Stamp collecting is has been one of the world’s most popular hobbies since the late nineteenth century with the rapid growth of the postal service, and is generally accepted as one of the areas that make up the wider subject of philately. A philatelist may, but does not have to, collect stamps. It is not uncommon for the term philatelist to be used to mean a stamp collector. Many casual stamp collectors accumulate stamps for sheer enjoyment and relaxation without worrying about the tiny details. The creation of a large or comprehensive collection, however, generally requires some philatelic knowledge and will usually contain areas of philatelic studies.
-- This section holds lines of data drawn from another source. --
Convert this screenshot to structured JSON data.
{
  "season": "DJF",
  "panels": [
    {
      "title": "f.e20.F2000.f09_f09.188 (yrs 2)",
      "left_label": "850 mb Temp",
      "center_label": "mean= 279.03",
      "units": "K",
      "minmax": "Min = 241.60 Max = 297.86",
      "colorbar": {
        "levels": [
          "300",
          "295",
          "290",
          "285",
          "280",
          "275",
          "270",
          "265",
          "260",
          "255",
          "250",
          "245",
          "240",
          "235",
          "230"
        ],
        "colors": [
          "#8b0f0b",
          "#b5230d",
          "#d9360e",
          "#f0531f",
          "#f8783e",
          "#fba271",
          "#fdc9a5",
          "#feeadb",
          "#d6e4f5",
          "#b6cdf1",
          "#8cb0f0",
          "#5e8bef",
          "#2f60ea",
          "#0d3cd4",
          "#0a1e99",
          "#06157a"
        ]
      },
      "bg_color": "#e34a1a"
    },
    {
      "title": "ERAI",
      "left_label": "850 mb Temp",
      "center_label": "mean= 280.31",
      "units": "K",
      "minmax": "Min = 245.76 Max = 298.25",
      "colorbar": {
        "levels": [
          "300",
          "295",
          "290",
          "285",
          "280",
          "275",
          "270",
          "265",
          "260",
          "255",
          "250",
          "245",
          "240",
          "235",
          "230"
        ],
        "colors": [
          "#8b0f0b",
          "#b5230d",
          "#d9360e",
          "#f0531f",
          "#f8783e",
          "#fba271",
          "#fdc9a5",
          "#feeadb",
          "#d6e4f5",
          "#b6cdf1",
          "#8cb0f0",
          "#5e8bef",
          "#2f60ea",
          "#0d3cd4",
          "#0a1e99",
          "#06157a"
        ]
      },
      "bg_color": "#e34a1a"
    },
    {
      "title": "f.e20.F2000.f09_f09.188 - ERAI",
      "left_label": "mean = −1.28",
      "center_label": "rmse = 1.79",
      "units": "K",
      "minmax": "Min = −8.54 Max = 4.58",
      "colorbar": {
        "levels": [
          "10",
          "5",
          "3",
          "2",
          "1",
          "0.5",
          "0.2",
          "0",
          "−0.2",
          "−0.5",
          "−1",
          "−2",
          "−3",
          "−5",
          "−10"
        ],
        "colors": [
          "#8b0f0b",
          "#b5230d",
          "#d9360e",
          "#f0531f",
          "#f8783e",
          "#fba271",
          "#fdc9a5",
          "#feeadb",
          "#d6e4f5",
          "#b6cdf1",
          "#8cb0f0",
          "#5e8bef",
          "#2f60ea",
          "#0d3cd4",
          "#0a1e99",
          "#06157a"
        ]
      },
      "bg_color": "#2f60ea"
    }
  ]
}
The world’s oldest philatelic society is the Royal Philatelic Society London, which was founded on 10 April 1869, as the Philatelic Society. In North America, major national societies include the American Philatelic Society, the Royal Philatelic Society of Canada and the Mexico-Elmhurst Philatelic Society International.
In 1926, the Fédération Internationale de Philatélie (FIP) was founded in Zurich, where international philatelic exhibitions have been regularly organized since 1929. The first World Philatelic Exhibition in Prague was held between August and September 1962; in 1976, the FIP brought together national societies from 57 countries, which held over 100 exhibitions, and in 1987, over 60 countries entered the FIP. From 28 August to 1 September 2004, the first World Stamp Championship was held in Singapore.
In 1934, the idea to celebrate an annual Postage Stamp Day was suggested by Hans von Rudolphi, a German philatelist. The idea was adopted rapidly in Germany, and gained later adoption in other countries. Stamp Day is a memorial day established by the postal administration of a country and annually celebrated, which is designed to attract public attention to, popularize the use of, and expand the reach of postal correspondence, and contribute to the development of philately.
It is unknown when and under whose auspices World Philatelist Day was first declared but several entities have issued stamps to mark this special date in recent years.